Computers are basically irrelevant but networking would be huge - being able to communicate near-instantly across large distances was possibly the single biggest limiting factor for the size of empires in agrarian societies (other than food).
Writing doesn't do as much as you'd think for long-term fixed preservation of knowledge. It sure helps, but 1) oral teachings exist and useful practices are passed down whether or not they're written, and 2) at the end of the day books need to be constantly rewritten as they wear out, and ancient libraries burned down all the time.
In terms of building a civilisation in the first place, animal husbandry is vastly more useful than writing because writing is something scribes do (i.e. your non-farming elite - in medieval times, more than 9/10 of the population were farmers, and prehistorical farming was likely far less efficient than medieval farming what with the lack of iron etc), and animal husbandry improves your agriculture dramatically and are a major factor in providing the food-surplus for those scribes to exist in the first place.
In fact, particularly food-poor empires tend to be conquered by more food-rich empires that can field larger armies, so if your hypothetical has-writing empire fought my hypothetical has-animals empire then I expect mine would win. Especially since your army wouldn't have cavalry or charioteers.
>being able to communicate near-instantly across large distances was possibly the single biggest limiting factor for the size of empires in agrarian societies
Seemingly, yes, but this hasn't been proven quite yet. The American empire appears to be losing dominance since the proliferation of the internet, for example. However, the American empire certainly gained tremendous power from broadcasted electronic mediums.
I would argue that convincingly unfaked communication is more important than fast communication.
America gained cultural power over the world by making most of the worlds films. But if those films took a year to arrive in Turkmenistan, it wouldn't diminish the power of that culture over the people.
However, if rather than a film arriving, it was a guy on horseback who had heard legend of someone who had once seen an American film, then it would probably have little impact.
The emergence of the state probably could not have happened without writing. Steam engines and machine tools could not have happened without the printing press. Networking (telegraph) was the predecessor technology of computers.
>The emergence of the state probably could not have happened without writing.
Empirically speaking the opposite is more likely - writing emerged from state accountants keeping records of grain etc. Writing was independently invented by several states across the globe, in fact.
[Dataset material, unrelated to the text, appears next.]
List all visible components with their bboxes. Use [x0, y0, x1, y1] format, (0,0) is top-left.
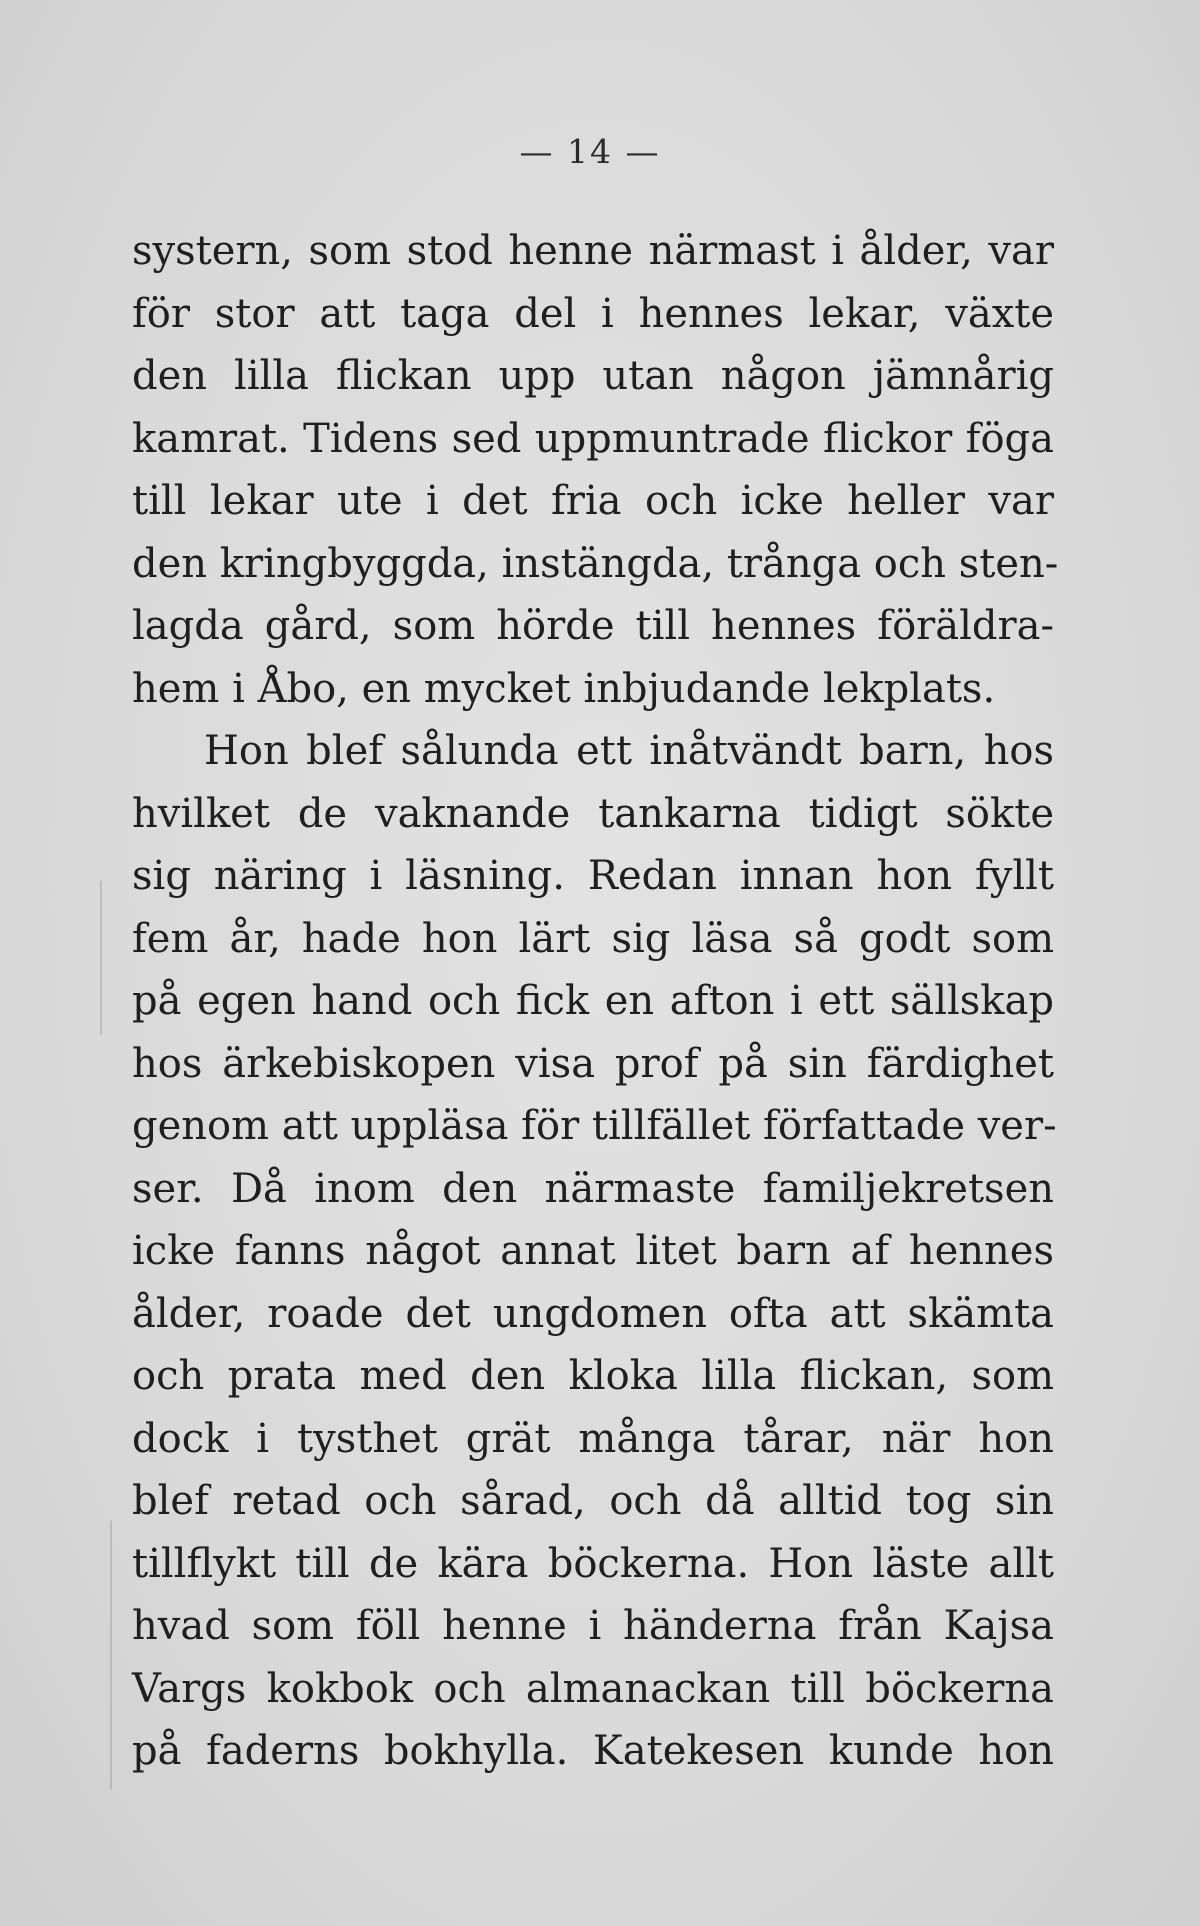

>Steam engines and machine tools could not have happened without the printing press.
Why's that?
This is a very hard subject to discuss, because steam engines and the industrial revolution (I mean precisely the shift from an agrarian economy to a mineral economy, i.e. the switch to using non-living energy sources) happened exactly once, in the UK, and spread worldwide from there. It's hard to extrapolate from a dataset of one.
However, from what I understand of the industrial revolution, it didn't strictly require the printing press - the core driver was of needing to extract coal from a deep coal mine that was flooded; because the coal mine produced a bunch of low-grade coal that was disposed of onsite by burning it (because it was too crappy to be worth the transport costs of selling it) the efficiency of the steam engine didn't matter because the fuel was free.
There were a bunch of implicit requirements (the obvious one being the demand for coal) that are extensively debated, and while we could speculate the printing press was helpful in some way, I don't see any reason why a printing press would be a hard-requirement.
>Networking (telegraph) was the predecessor technology of computers.
The Antikythera mechanism predates the telegraph by millennia. Computing was orthogonal to networking for the majority of its history.
Computers are basically irrelevant but networking would be huge - being able to communicate near-instantly across large distances was possibly the single biggest limiting factor for the size of empires in agrarian societies (other than food).